The Daring Bakers is an international cooking forum which chooses a cooking challenge each month for members to attempt. This month’s challenge was “Tubular and Coiled Treats” set by Swathi of Zesty South Indian Kitchen. The examples given were the Spanish Ensaimada and the Romanian Kürtőskalács aka chimney cake.
As you may know the Philippines has a rich Spanish history, so the Ensaimada (or Ensaymada) is a very popular baked good here also.
Given that Alesah is from the Philippines, I decided to make a Filipino Ensaimada for the Daring Bakers Challenge. In case you are wondering what an Ensaimada actually is, I will explain. It is a very buttery bread like a Brioche, which is rolled and then twisted to form a little bun. Once the little buttery bun is cooked it’s then finished with a choice of sweet or savoury toppings.
Before baking I quickly conferred with Alesah about these little Filipino treats. I asked her what toppings she would expect to find on her ensaimada in Manila.
She said her favourite was a mix of grated melty cheese, and sugar. I was perplexed!
“So you top your ensaimada with cheese and sugar”?? I asked.
“Yes,” she agreed.
I wasn’t convinced. I could see how a glaze of sweet sugar would be nice, or some lovely melted cheese… but both!!
…anyway I took Alesah’s advice on board and continued with my buns.
Ensaimada Filipino Style BriochePrint Pin Rate
- Dissolve yeast in warm water.
- Add 1 tablespoon sugar to the yeast and allow it to activate. The yeast should double in volume.
- Add 1/2 cup of flour to the yeast.
- Beat butter and sugar in an electric mixer until light and fluffy.
- Add the egg yolks one at a time. Beat well.
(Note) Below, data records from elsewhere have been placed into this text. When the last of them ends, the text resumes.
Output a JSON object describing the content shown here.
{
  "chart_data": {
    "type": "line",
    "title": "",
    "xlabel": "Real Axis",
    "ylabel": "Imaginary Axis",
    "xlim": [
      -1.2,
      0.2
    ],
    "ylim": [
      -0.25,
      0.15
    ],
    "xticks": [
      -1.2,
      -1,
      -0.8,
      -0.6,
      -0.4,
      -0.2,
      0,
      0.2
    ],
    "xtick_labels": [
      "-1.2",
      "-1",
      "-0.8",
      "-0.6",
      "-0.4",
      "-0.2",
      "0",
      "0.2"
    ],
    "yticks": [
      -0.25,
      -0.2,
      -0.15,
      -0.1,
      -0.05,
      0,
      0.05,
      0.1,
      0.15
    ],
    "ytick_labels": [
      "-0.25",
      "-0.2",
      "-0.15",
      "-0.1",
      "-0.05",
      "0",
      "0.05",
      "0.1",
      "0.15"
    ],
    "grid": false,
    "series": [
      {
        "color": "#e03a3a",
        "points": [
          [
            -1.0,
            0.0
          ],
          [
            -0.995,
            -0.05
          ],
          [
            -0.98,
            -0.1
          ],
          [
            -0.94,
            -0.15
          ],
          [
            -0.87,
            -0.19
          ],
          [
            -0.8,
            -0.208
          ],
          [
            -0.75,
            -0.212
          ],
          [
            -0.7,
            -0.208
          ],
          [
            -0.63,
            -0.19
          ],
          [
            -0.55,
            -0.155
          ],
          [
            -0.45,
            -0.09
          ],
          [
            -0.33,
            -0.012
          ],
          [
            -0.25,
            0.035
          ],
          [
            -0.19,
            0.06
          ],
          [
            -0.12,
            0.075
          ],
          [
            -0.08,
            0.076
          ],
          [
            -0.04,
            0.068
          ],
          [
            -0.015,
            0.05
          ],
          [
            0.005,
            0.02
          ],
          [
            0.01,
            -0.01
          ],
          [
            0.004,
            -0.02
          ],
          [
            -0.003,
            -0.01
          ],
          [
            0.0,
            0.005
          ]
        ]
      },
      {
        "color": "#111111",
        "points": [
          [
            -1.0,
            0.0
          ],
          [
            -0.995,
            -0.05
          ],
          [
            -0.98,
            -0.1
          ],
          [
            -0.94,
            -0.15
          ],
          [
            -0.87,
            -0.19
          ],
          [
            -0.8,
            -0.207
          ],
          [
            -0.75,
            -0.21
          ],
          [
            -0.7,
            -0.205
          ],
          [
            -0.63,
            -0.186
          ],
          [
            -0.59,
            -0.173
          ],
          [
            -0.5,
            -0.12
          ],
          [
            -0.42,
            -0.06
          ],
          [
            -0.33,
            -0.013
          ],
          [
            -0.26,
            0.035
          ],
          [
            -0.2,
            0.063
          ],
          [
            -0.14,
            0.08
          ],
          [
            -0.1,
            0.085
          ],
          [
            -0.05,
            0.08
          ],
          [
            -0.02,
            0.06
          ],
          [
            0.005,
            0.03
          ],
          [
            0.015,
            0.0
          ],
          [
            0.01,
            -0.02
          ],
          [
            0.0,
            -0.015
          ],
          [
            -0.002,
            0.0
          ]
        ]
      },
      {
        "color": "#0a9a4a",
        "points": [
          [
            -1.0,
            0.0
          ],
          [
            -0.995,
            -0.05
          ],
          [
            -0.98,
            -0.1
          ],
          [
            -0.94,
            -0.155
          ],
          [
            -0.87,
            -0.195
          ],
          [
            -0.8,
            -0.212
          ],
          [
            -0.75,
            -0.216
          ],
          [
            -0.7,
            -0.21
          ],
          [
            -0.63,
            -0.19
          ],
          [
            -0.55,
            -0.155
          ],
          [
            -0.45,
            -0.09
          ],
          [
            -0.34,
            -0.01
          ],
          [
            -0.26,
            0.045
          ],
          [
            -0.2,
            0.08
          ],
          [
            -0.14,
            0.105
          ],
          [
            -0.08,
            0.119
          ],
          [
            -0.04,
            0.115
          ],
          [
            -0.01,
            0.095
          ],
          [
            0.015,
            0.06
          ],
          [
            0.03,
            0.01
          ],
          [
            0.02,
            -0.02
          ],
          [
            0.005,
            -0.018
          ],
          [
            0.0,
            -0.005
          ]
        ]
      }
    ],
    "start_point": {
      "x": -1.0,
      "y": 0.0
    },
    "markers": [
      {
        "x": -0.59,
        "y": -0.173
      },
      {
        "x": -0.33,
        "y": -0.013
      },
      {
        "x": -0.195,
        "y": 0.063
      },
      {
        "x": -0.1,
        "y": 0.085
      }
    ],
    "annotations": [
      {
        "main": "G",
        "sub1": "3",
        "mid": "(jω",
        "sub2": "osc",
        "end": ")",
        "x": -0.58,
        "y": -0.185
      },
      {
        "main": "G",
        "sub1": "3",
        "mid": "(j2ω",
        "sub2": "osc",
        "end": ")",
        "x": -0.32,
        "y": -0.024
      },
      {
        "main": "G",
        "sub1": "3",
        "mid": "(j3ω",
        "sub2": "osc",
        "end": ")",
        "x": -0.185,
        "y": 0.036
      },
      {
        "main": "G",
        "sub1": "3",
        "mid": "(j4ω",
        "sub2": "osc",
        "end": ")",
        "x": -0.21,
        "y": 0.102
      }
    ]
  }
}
- Add flour and milk alternately. Mix on low until incorporated fully.
- Add the yeast mixture to the electric mixer and mix until combined.
- If you have a breadmaker add the dough to the breadmaker and select a dough setting. Allow the machine to complete the breadmaking process.
Bread Dough by Hand
- Alternatively, knead the dough by hand on a clean surface dusted with flour until smooth and elastic. Let the dough rest in a bowl greased lightly with canola oil.
- Cover the bowl with plastic wrap and let the dough rise until double in size, about one to two hours.
Making the Rolls
- Punch the dough down and divide into twelve small balls.
- Roll out each dough ball into a thin sheet.
- Brush the flattened dough with melted butter.
- Roll the dough into a thin sausage.
- Coil the sausage like dough into a spiral-shaped bun.
- Place the bun on a lined baking sheets or greased fluted brioche molds.
- Set the buns aside to rise until they have doubled in size.
- When the dough is almost done, preheat the oven to 180 degrees or 350 degrees F.
- Bake until the buns are golden.
- Brush buns with melted butter and dust with caster sugar or finely grated cheese.
When it came time to take the buns from the oven I had a plan. I would make three cheese, three buttered sugar and three my own version which was a buttered cinnamon and sugar combination. The final three would be the way Alesah likes them, with cheese and buttered sugar.
Alesah also mentioned they can be topped with a “red egg” but since we don’t have red eggs here that option was out.
Mr GG had the first ensaimada almost as soon as the cheese was melted. He had chosen to try Alesah’s combination and he loved it. The outside of the bun was a little crisp but the inside was so soft, sweet and light.
All the flavour combinations were delicious, but it was the cheese, and the cheese sugar combination that everyone kept asking for.
As with all the challenges this was great fun. The Daring Bakers is something I enjoy because it throws out a recipe to all that I probably wouldn’t have otherwise tried.